The last time I was in New York I asked myself some of the same questions I always do in the world's wealthiest and most powerful city. One of the answers was exactly the same - which is that I would still want a penthouse in the Beresford Building and I would still want to buy the Russian Tea Room and have it be the greatest jazz club in the world. If I had the money. There was a new answer which begged a question about the arts in Western Civilization, and the answer was on Madison and Park Avenues. We still make some of the best crafts ever. Say what you like about the "1%", when we are all dead and recycled, they will dig up Tiffany's with awe. There actually is something extraordinary about the best clothes and furnishings money can buy. We human beings still know how to make beautiful things, and they are still all around us.
It's hard to remember that when you listen to popular music and wonder at why nobody has taken the place of Stravinsky or Ellington. It's hard to remember when you see what is done with the most extravagant and expensive motion picture technology. The beauty is lost somewhere in the piles of money and technocrap, if it was ever considered. More and more television and film is done by cartoon, cartoon arts for cartoon minds. It's hard to remember that we know how to make beautiful, inspiring creations in media.
In today's headlines, there is a company called Carrier IQ that is being paid by AT&T, Sprint and just about everybody else to have a little bit of spyware in every smartphone. There's probably a not-so-sinister reason behind it. After all, if nobody knows where your cellphone is but you and the closest tower, it's probably not enough, and don't we whine about dropped calls? It's easy to consider, as an IT professional, the marvels of what we have done. The geek fascination is certainly arresting, but there's nothing beautiful or inspiring about that. So I have to think, given a little time, about what is the greatest and most life altering consequence of all of the digital technology we've built over the past three decades. What has Moore's Law really delivered? Any art?
Yes. Although it's easy to forget that all tools should serve higher human purposes, there ought to be truth and beauty. There ought to be art. But if you look around, most people have forgotten all about that. Say what you will about Facebook. Say what you will about Amazon, Yahoo, Microsoft, IBM, AT&T, Sprint, Intel, Cisco, Dell, HP, Google and all of their greatest accomplishments. They have not created art - if they ever knew how, they have forgotten.
Fortunately, the people at Bethesda Softworks have not forgotten. Ever.
Yes, now you know that finally this is about the Elder Scrolls. It is about Skyrim. It is about a continuing story, a never ending one, the story of the struggles of man for peace and war and ambition and shame and adventure and all that comes about when times change.

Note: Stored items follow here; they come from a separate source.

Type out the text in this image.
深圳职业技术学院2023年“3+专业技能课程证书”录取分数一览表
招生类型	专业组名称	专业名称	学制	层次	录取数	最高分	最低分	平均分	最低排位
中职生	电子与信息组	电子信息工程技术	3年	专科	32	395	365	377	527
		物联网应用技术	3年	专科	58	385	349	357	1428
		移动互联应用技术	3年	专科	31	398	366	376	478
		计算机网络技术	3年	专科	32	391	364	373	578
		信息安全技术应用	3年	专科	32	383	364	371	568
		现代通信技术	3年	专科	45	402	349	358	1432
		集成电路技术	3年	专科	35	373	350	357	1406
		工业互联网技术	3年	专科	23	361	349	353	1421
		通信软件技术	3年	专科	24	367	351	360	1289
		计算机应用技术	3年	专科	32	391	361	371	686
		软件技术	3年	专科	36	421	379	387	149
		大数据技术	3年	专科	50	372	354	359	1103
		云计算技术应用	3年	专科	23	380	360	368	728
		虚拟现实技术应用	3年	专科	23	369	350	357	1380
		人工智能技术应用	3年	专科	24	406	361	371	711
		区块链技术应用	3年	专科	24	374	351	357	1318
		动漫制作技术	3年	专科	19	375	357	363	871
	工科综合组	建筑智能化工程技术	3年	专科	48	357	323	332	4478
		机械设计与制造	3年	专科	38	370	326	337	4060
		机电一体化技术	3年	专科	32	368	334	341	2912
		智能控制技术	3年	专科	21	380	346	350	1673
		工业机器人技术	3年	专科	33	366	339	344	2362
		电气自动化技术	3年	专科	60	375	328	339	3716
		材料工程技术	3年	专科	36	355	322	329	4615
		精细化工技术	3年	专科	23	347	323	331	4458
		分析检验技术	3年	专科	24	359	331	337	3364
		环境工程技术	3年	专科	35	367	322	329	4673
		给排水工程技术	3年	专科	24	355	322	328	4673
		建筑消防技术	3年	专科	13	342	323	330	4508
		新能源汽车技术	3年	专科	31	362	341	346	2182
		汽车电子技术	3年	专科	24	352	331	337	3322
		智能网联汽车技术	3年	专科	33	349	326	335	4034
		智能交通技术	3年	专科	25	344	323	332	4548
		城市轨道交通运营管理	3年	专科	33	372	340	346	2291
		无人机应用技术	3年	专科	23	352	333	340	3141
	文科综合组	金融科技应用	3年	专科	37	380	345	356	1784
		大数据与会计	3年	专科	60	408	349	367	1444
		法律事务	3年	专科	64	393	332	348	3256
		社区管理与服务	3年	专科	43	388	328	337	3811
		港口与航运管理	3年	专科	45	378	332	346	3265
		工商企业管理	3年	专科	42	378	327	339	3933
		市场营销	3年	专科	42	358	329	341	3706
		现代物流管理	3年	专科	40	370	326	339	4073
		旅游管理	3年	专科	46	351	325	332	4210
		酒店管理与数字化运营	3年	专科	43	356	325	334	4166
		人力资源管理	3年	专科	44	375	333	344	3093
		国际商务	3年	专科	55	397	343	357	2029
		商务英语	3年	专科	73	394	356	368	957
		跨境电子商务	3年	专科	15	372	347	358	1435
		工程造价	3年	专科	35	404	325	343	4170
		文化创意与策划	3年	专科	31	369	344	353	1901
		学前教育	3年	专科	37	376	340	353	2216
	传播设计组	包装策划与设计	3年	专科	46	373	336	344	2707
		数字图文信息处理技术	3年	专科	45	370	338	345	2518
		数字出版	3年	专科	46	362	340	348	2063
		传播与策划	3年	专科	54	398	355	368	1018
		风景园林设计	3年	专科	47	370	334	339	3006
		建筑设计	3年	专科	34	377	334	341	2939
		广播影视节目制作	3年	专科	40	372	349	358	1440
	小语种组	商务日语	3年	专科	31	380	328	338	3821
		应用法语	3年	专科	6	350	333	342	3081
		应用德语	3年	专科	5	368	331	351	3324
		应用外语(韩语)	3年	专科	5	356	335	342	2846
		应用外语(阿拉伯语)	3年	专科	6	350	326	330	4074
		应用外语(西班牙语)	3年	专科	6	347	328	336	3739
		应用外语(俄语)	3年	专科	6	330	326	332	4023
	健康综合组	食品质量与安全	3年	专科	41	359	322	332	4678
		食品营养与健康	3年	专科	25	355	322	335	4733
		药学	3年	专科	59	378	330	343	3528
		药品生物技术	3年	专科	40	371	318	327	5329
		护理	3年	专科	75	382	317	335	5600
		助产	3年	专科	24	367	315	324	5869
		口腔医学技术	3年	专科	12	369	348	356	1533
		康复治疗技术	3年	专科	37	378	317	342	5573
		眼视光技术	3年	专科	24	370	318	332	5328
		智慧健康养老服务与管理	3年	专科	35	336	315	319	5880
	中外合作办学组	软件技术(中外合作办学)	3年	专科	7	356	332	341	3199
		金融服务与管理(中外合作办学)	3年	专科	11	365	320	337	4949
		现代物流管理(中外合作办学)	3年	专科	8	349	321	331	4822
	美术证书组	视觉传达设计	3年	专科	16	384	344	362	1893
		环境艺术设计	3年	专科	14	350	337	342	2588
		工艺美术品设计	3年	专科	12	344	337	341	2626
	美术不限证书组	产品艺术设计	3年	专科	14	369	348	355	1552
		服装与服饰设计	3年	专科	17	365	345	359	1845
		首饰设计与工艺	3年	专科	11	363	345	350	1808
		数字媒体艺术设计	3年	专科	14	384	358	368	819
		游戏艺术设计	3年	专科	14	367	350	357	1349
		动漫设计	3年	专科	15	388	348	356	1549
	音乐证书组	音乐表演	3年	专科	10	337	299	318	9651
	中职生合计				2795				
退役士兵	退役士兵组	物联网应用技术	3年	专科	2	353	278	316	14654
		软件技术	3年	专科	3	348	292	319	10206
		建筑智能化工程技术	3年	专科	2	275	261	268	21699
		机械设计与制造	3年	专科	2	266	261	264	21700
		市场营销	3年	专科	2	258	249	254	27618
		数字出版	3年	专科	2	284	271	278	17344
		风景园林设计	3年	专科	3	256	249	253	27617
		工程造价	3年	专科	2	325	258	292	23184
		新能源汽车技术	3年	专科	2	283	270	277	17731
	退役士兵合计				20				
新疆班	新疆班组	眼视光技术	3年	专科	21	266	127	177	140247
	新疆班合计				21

You should be marking these years. There are millions of people making billions of 140 character phrases in a digital deluge of meaninglessness. They are lightyears away from approaching the million year million monkey Shakespeare contest, but Bethesda will be remembered. They are masters of their craft and we are now seeing what that craft can be. It is the new literature, and it is capable of being as profound as any opera, as any stage play. We only have to recognize.
I cannot say what edification can come from the fantastic quests with dungeons and dragons, good and evil gods and men. That is not the question to ask. What edification can come from living in a house by Frank Lloyd Wright, from wearing the finest Savile Row suit? There is something transcendent about the perfection of craft that reminds us of our fundamental creative powers. It is not that listening to Glenn Gould playing the Goldberg Variations tells us something didactic, but merely that you witness the mastery. It is the opportunity to experience the genius in operation first hand. That is what it is like to live inside the world of Bethesda's creation.
Bethseda is not alone in this arts and crafts movement. There are other great video game makers, people who craft the music, the animations, the voice craft, the logic, the feel, the stories of all sorts. But the most immersive, the ones that have the greatest opportunity to leave marks on us as experiences are the roleplay games, and in that genre Bethesda rules.
We are living in the era when the greatest video games ever are being built. Recognize.